Et merde ! J'étais conscient d'être allé trop loin dans mes mots. J'allais reprendre le chemin du bâtiment de sciences quand mon meilleur pote me barra la route.

— Qu'est-ce que tu ne me dis pas, Declan ?

Que ma sœur se fait tabasser au même titre que moi de temps en temps, mais que « papa » évite le visage avec elle pour je ne sais quelle raison ? Qu'elle m'a fait jurer de ne pas en parler ? Et que sans le faire exprès je viens à demi-mot de me parjurer ?

Son regard s'était durci et, dans l'immédiat, j'étais incapable de savoir si c'était parce que j'étais un mauvais ami ou un mauvais frère. Certainement les deux.

— Juste que tu ne sais pas tout, avouai-je fermement. Alors, ne l'ouvre plus. Et calme-toi avec ma jumelle. C'est la deuxième et la dernière fois que je te le demande cette année, mec.

Je m'en voulais déjà assez moi-même d'être incapable de gérer correctement la situation sans impliquer ma fratrie.
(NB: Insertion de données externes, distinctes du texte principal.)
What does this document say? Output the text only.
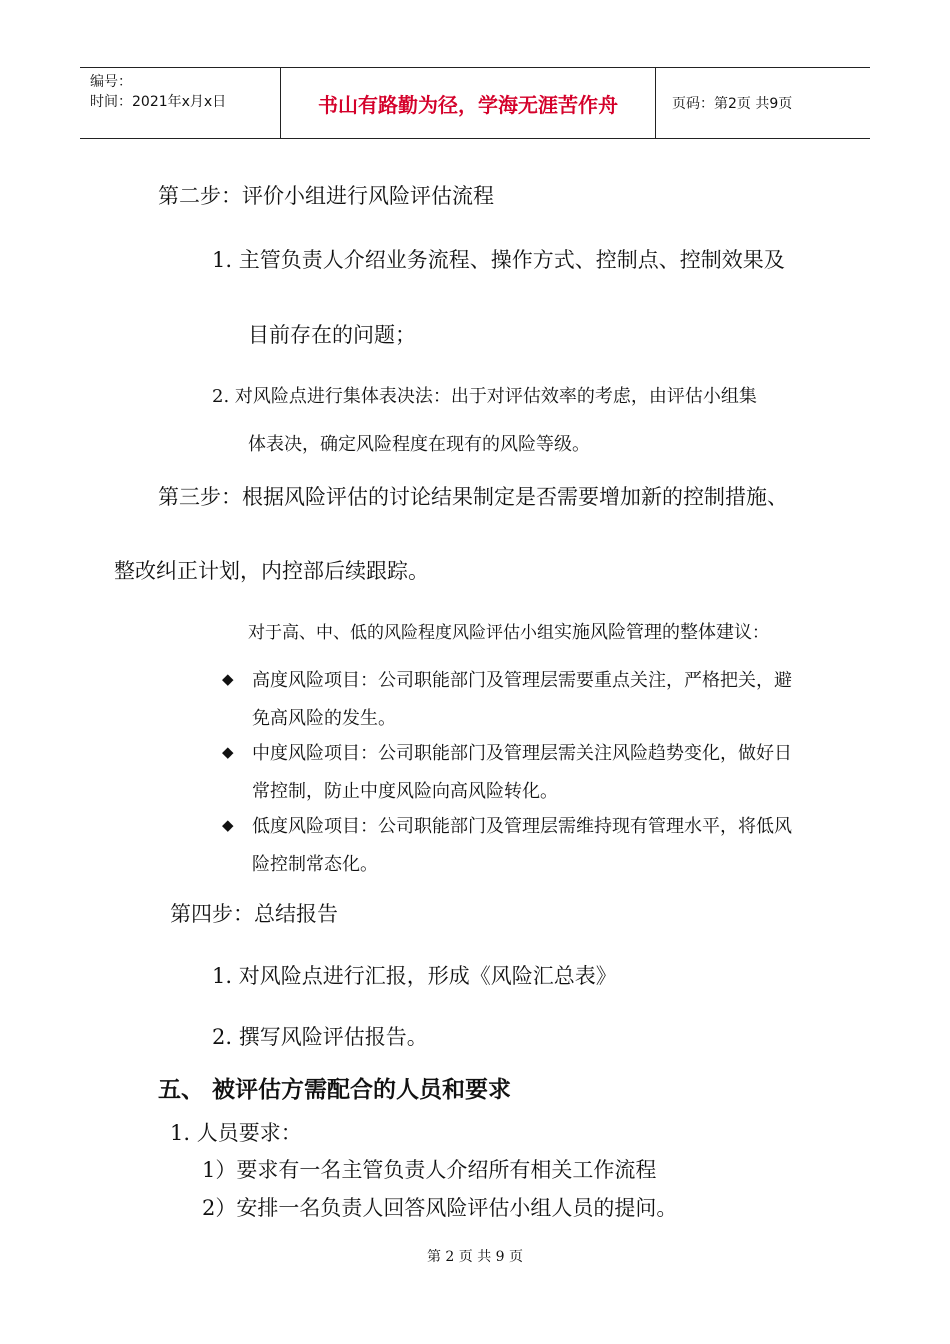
编号：
时间：2021年x月x日	书山有路勤为径，学海无涯苦作舟	页码：第2页 共9页
第二步：评价小组进行风险评估流程
1. 主管负责人介绍业务流程、操作方式、控制点、控制效果及
目前存在的问题；
2. 对风险点进行集体表决法：出于对评估效率的考虑，由评估小组集
体表决，确定风险程度在现有的风险等级。
第三步：根据风险评估的讨论结果制定是否需要增加新的控制措施、
整改纠正计划，内控部后续跟踪。
对于高、中、低的风险程度风险评估小组实施风险管理的整体建议：
◆ 高度风险项目：公司职能部门及管理层需要重点关注，严格把关，避
免高风险的发生。
◆ 中度风险项目：公司职能部门及管理层需关注风险趋势变化，做好日
常控制，防止中度风险向高风险转化。
◆ 低度风险项目：公司职能部门及管理层需维持现有管理水平，将低风
险控制常态化。
第四步：总结报告
1. 对风险点进行汇报，形成《风险汇总表》
2. 撰写风险评估报告。
五、 被评估方需配合的人员和要求
1. 人员要求：
1）要求有一名主管负责人介绍所有相关工作流程
2）安排一名负责人回答风险评估小组人员的提问。
第 2 页 共 9 页
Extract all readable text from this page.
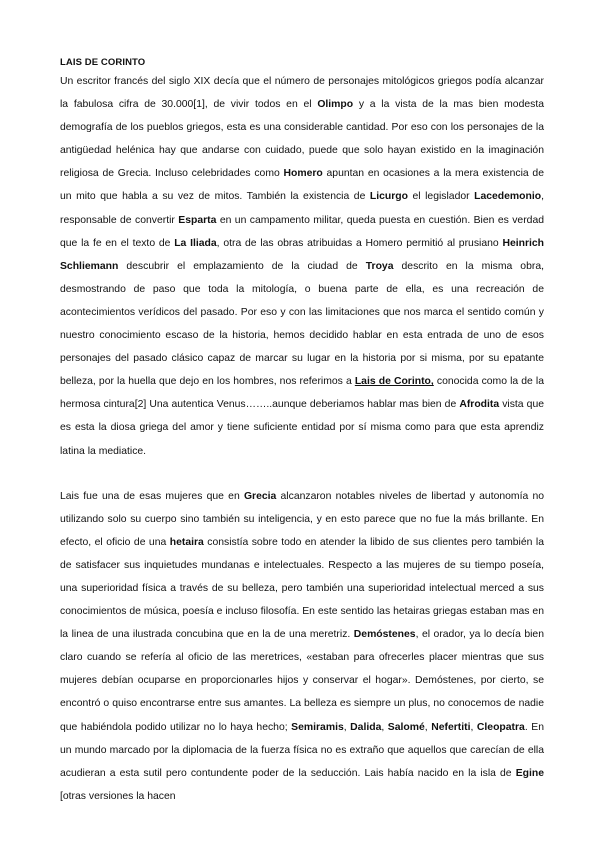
LAIS DE CORINTO

Un escritor francés del siglo XIX decía que el número de personajes mitológicos griegos podía alcanzar la fabulosa cifra de 30.000[1], de vivir todos en el Olimpo y a la vista de la mas bien modesta demografía de los pueblos griegos, esta es una considerable cantidad. Por eso con los personajes de la antigüedad helénica hay que andarse con cuidado, puede que solo hayan existido en la imaginación religiosa de Grecia. Incluso celebridades como Homero apuntan en ocasiones a la mera existencia de un mito que habla a su vez de mitos. También la existencia de Licurgo el legislador Lacedemonio, responsable de convertir Esparta en un campamento militar, queda puesta en cuestión. Bien es verdad que la fe en el texto de La Iliada, otra de las obras atribuidas a Homero permitió al prusiano Heinrich Schliemann descubrir el emplazamiento de la ciudad de Troya descrito en la misma obra, desmostrando de paso que toda la mitología, o buena parte de ella, es una recreación de acontecimientos verídicos del pasado. Por eso y con las limitaciones que nos marca el sentido común y nuestro conocimiento escaso de la historia, hemos decidido hablar en esta entrada de uno de esos personajes del pasado clásico capaz de marcar su lugar en la historia por si misma, por su epatante belleza, por la huella que dejo en los hombres, nos referimos a Lais de Corinto, conocida como la de la hermosa cintura[2] Una autentica Venus……..aunque deberiamos hablar mas bien de Afrodita vista que es esta la diosa griega del amor y tiene suficiente entidad por sí misma como para que esta aprendiz latina la mediatice.

Lais fue una de esas mujeres que en Grecia alcanzaron notables niveles de libertad y autonomía no utilizando solo su cuerpo sino también su inteligencia, y en esto parece que no fue la más brillante. En efecto, el oficio de una hetaira consistía sobre todo en atender la libido de sus clientes pero también la de satisfacer sus inquietudes mundanas e intelectuales. Respecto a las mujeres de su tiempo poseía, una superioridad física a través de su belleza, pero también una superioridad intelectual merced a sus conocimientos de música, poesía e incluso filosofía. En este sentido las hetairas griegas estaban mas en la linea de una ilustrada concubina que en la de una meretriz. Demóstenes, el orador, ya lo decía bien claro cuando se refería al oficio de las meretrices, «estaban para ofrecerles placer mientras que sus mujeres debían ocuparse en proporcionarles hijos y conservar el hogar». Demóstenes, por cierto, se encontró o quiso encontrarse entre sus amantes. La belleza es siempre un plus, no conocemos de nadie que habiéndola podido utilizar no lo haya hecho; Semiramis, Dalida, Salomé, Nefertiti, Cleopatra. En un mundo marcado por la diplomacia de la fuerza física no es extraño que aquellos que carecían de ella acudieran a esta sutil pero contundente poder de la seducción. Lais había nacido en la isla de Egine [otras versiones la hacen
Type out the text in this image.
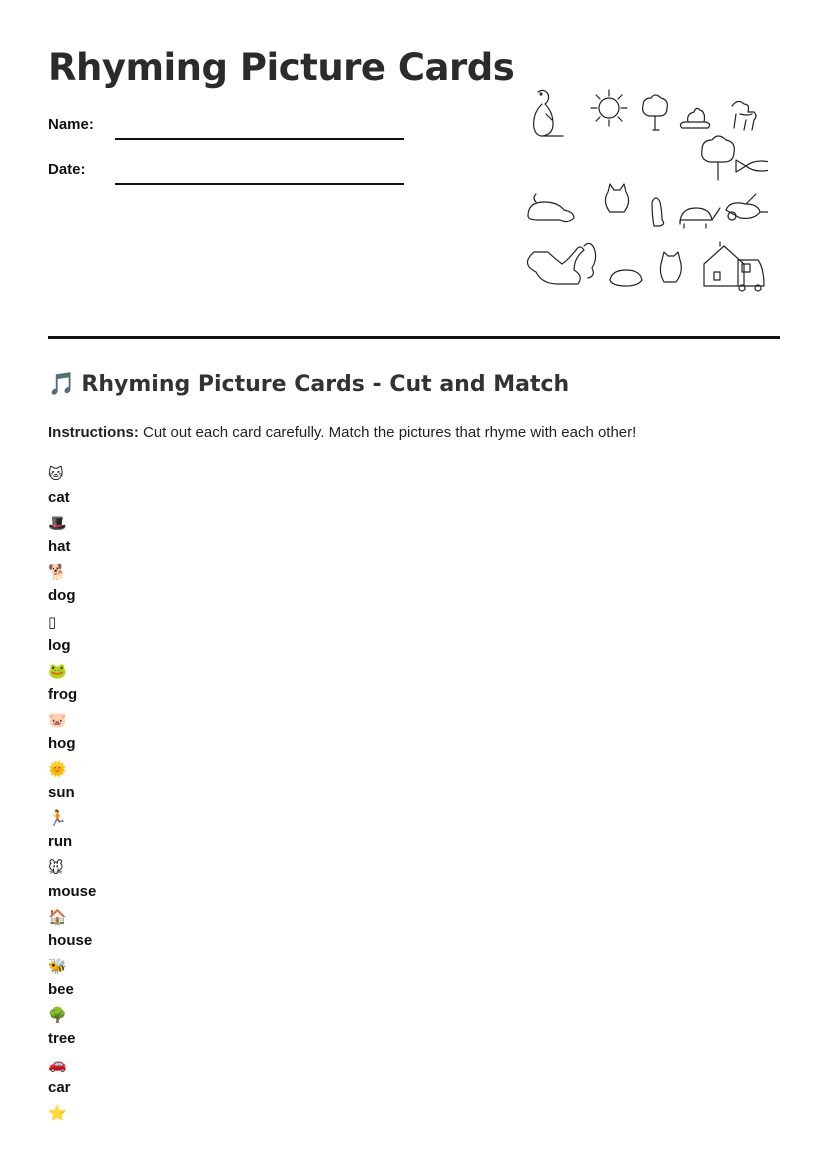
Rhyming Picture Cards
Name:
Date:
🎵 Rhyming Picture Cards - Cut and Match
Instructions: Cut out each card carefully. Match the pictures that rhyme with each other!
🐱
cat
🎩
hat
🐕
dog
▯
log
🐸
frog
🐷
hog
🌞
sun
🏃
run
🐭
mouse
🏠
house
🐝
bee
🌳
tree
🚗
car
⭐
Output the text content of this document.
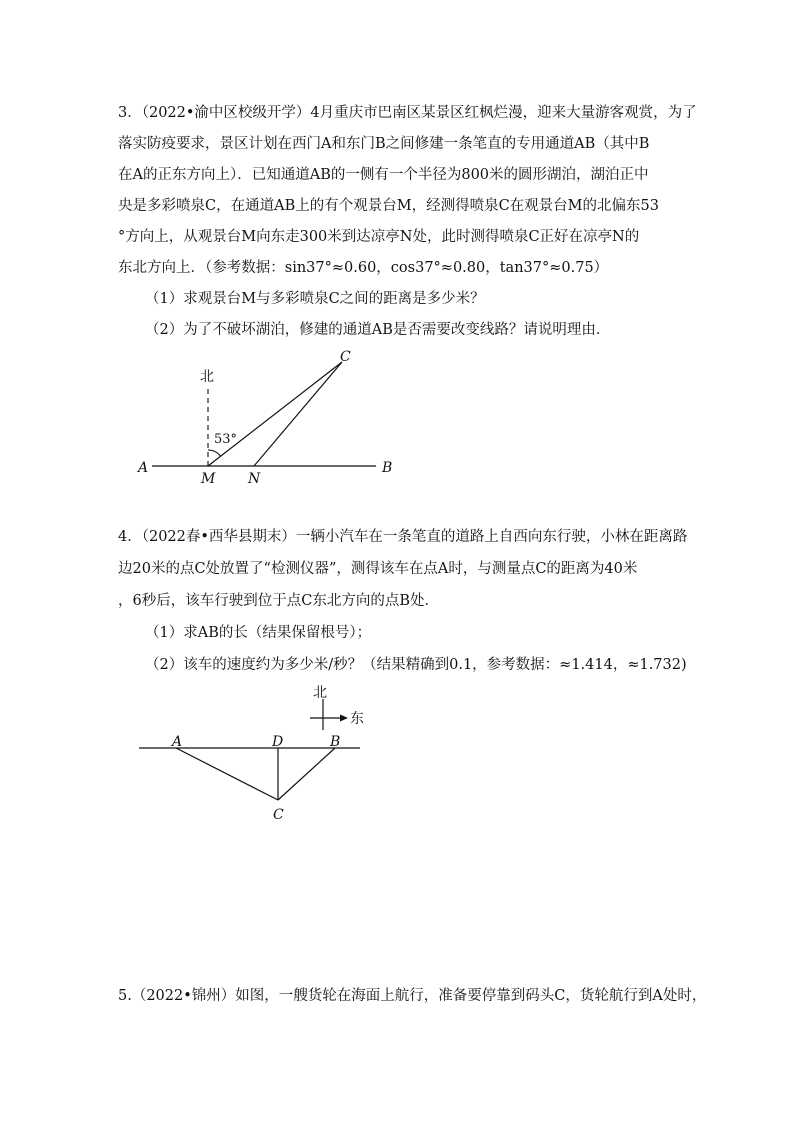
3．（2022•渝中区校级开学）4月重庆市巴南区某景区红枫烂漫，迎来大量游客观赏，为了
落实防疫要求，景区计划在西门A和东门B之间修建一条笔直的专用通道AB（其中B
在A的正东方向上）．已知通道AB的一侧有一个半径为800米的圆形湖泊，湖泊正中
央是多彩喷泉C，在通道AB上的有个观景台M，经测得喷泉C在观景台M的北偏东53
°方向上，从观景台M向东走300米到达凉亭N处，此时测得喷泉C正好在凉亭N的
东北方向上．（参考数据：sin37°≈0.60，cos37°≈0.80，tan37°≈0.75）
（1）求观景台M与多彩喷泉C之间的距离是多少米？
（2）为了不破坏湖泊，修建的通道AB是否需要改变线路？请说明理由．
北
53°
A	B
M N
C
4．（2022春•西华县期末）一辆小汽车在一条笔直的道路上自西向东行驶，小林在距离路
边20米的点C处放置了“检测仪器”，测得该车在点A时，与测量点C的距离为40米
，6秒后，该车行驶到位于点C东北方向的点B处．
（1）求AB的长（结果保留根号）；
（2）该车的速度约为多少米/秒？（结果精确到0.1，参考数据：≈1.414，≈1.732)
北
东
A	D	B
C
5.（2022•锦州）如图，一艘货轮在海面上航行，准备要停靠到码头C，货轮航行到A处时，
Il faut se le dire, notre passeur de gènes n'est pas un cadeau !

Depuis le décès de maman, quatre ans auparavant, Warren s'était lentement et complètement métamorphosé en débris à peine humain, écumant les bars et rentrant en titubant pour s'en prendre verbalement, puis physiquement quand ça lui chantait, aux deux « salopards responsables de la mort de sa bien-aimée ». Peu lui importait qu'il plût ce soir-là, combien la route fut glissante et à quel point les plaquettes de frein auraient eu grandement besoin d'être changées. Au diable ce connard d'automobiliste à contresens. Élie et moi étions les deux salopards qui se chamaillaient sur le siège arrière.

Mais ce dernier mois, on s'était retrouvés plutôt bien vernis. Élie avait multiplié les « shows » pendant les premières semaines de vacances et j'avais enchaîné les combats de boxe clandestins qui nous avaient rapporté assez d'argent pour emmener Tim dans un studio au bord de mer. Ça peut vous sembler ridicule, mais pour nous trois, c'était un avant-goût paradisiaque de ce que seraient nos vies dans un an, si on se débrouillait correctement, ma jumelle et moi.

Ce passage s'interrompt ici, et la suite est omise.